Между враньем и правдой есть что-то еще. Нет, не выдумка, а то, что по-белорусски — «хлусня». В хлусне нет взрывного «вранья» и шипящей «лжи». О хлусне можно с восхищением сказать: «Хлусишь!» Коля Хомов ни разу не сказал мне этого слова, он сразу поверил в испанского мальчика. которого я нашла на чердаке своего дома.
Если бы Коля не молчал, этот испанский мальчик не появился бы на чердаке. Но Коля молчал, говорить с ним было невозможно, он не откликался. Он способен был только слушать. Зато уж слушал так доверчиво, что никто бы не удержался от хлусни.

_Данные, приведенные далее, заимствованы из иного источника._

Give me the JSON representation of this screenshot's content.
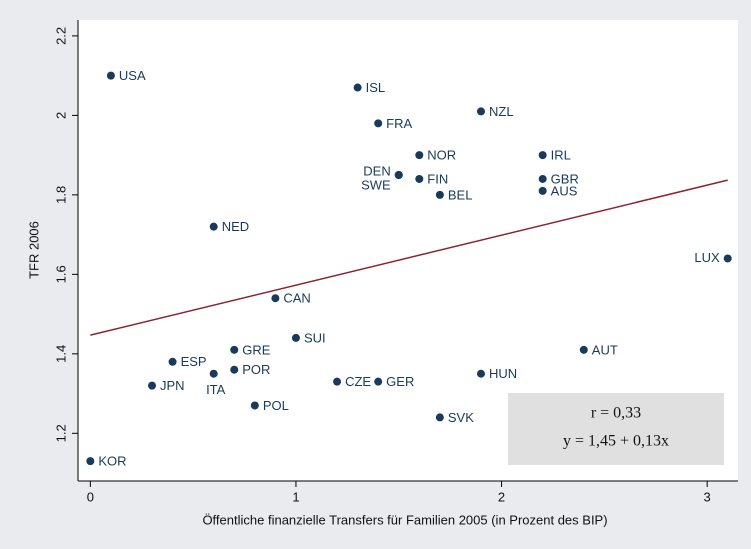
{
  "chart_data": {
    "type": "scatter",
    "x_label": "Öffentliche finanzielle Transfers für Familien 2005 (in Prozent des BIP)",
    "y_label": "TFR 2006",
    "xlim": [
      -0.06,
      3.15
    ],
    "ylim": [
      1.08,
      2.24
    ],
    "xticks": [
      0,
      1,
      2,
      3
    ],
    "yticks": [
      1.2,
      1.4,
      1.6,
      1.8,
      2,
      2.2
    ],
    "color": "#1a3a5c",
    "points": {
      "labels": [
        "USA",
        "ISL",
        "NZL",
        "FRA",
        "NOR",
        "IRL",
        "DEN",
        "SWE",
        "FIN",
        "GBR",
        "AUS",
        "BEL",
        "NED",
        "LUX",
        "CAN",
        "SUI",
        "GRE",
        "AUT",
        "ESP",
        "POR",
        "ITA",
        "HUN",
        "CZE",
        "GER",
        "JPN",
        "POL",
        "SVK",
        "KOR"
      ],
      "x": [
        0.1,
        1.3,
        1.9,
        1.4,
        1.6,
        2.2,
        1.5,
        1.5,
        1.6,
        2.2,
        2.2,
        1.7,
        0.6,
        3.1,
        0.9,
        1.0,
        0.7,
        2.4,
        0.4,
        0.7,
        0.6,
        1.9,
        1.2,
        1.4,
        0.3,
        0.8,
        1.7,
        0.0
      ],
      "y": [
        2.1,
        2.07,
        2.01,
        1.98,
        1.9,
        1.9,
        1.85,
        1.85,
        1.84,
        1.84,
        1.81,
        1.8,
        1.72,
        1.64,
        1.54,
        1.44,
        1.41,
        1.41,
        1.38,
        1.36,
        1.35,
        1.35,
        1.33,
        1.33,
        1.32,
        1.27,
        1.24,
        1.13
      ]
    },
    "fit_line": {
      "color": "#8b2332",
      "x": [
        0,
        3.1
      ],
      "y": [
        1.447,
        1.837
      ]
    },
    "annotations": [
      "r = 0,33",
      "y = 1,45 + 0,13x"
    ]
  }
}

Испанец был маленький, лет пяти, коричневый, в красной шапочке с двумя концами. Он убежал от фашистов, не успел на пароход, который вез испанских детей в нашу страну. И тогда он вышел из Испании и пошел пешком, дошел до моего дома и спрятался на чердаке. Утром, после школы и вечером я носила ему туда еду, ночью выводила гулять.

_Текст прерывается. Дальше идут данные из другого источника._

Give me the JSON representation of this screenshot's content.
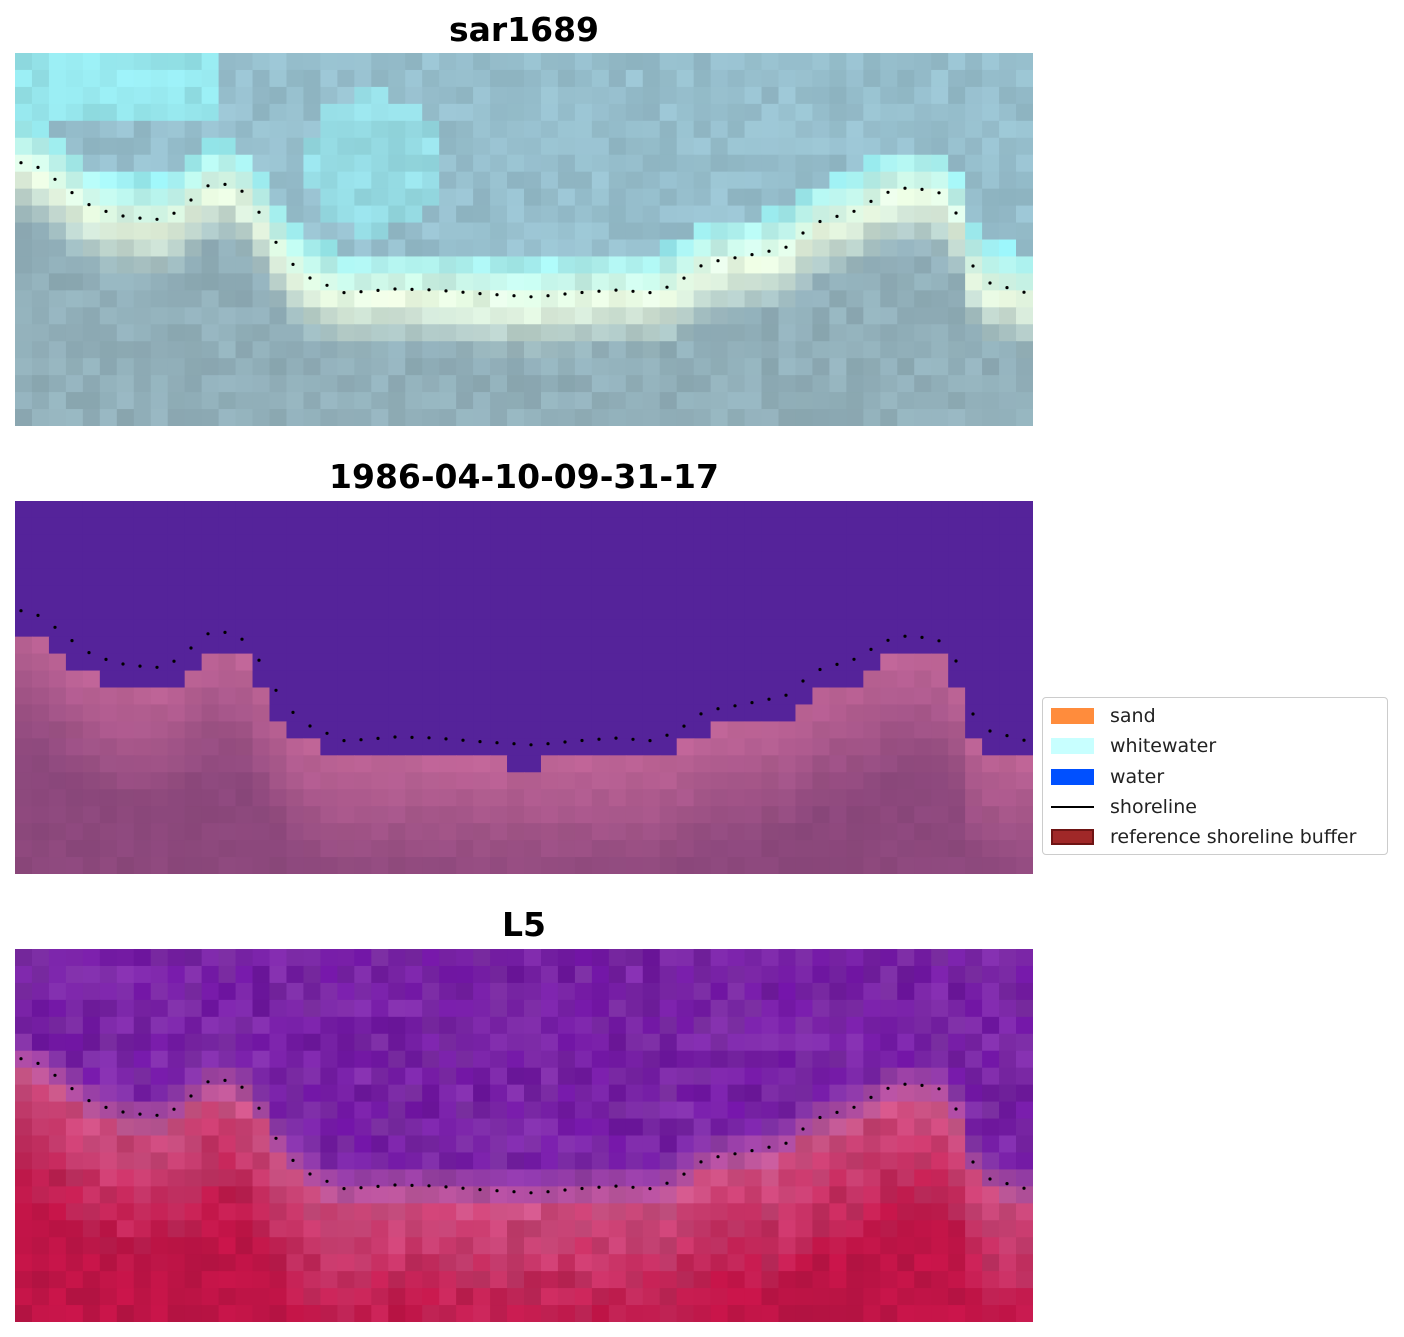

— О нем никто ничего не должен знать,— говорила я Коле,— фашисты его ищут, они засылают шпионов, чтобы его схватить, он ведь сын испанского коммуниста.
Коля слушал и только однажды подал голос:
— Как его зовут?
Я растерялась, испанского мальчика не могли звать русским именем, а испанского я ни одного не знала.
— Он не говорит, он не до конца мне доверяет, может быть, потом скажет.
Однажды Коля дал мне кулек конфет.
— Отдай ему.
Я взяла эти конфеты, принесла домой и сказала маме:
— Иду, а навстречу дядя Паша Пчелкин. На, говорит, угощайся.
На этих конфетах я и попалась. Они оба — мама и отчим — насели на меня. Видимо, поблагодарили при встрече старшего лейтенанта Пчелкина, а тот и рот раскрыл.
— Где ты взяла эти конфеты?
— Если сама купила, скажи правду, ничего тебе за это не будет.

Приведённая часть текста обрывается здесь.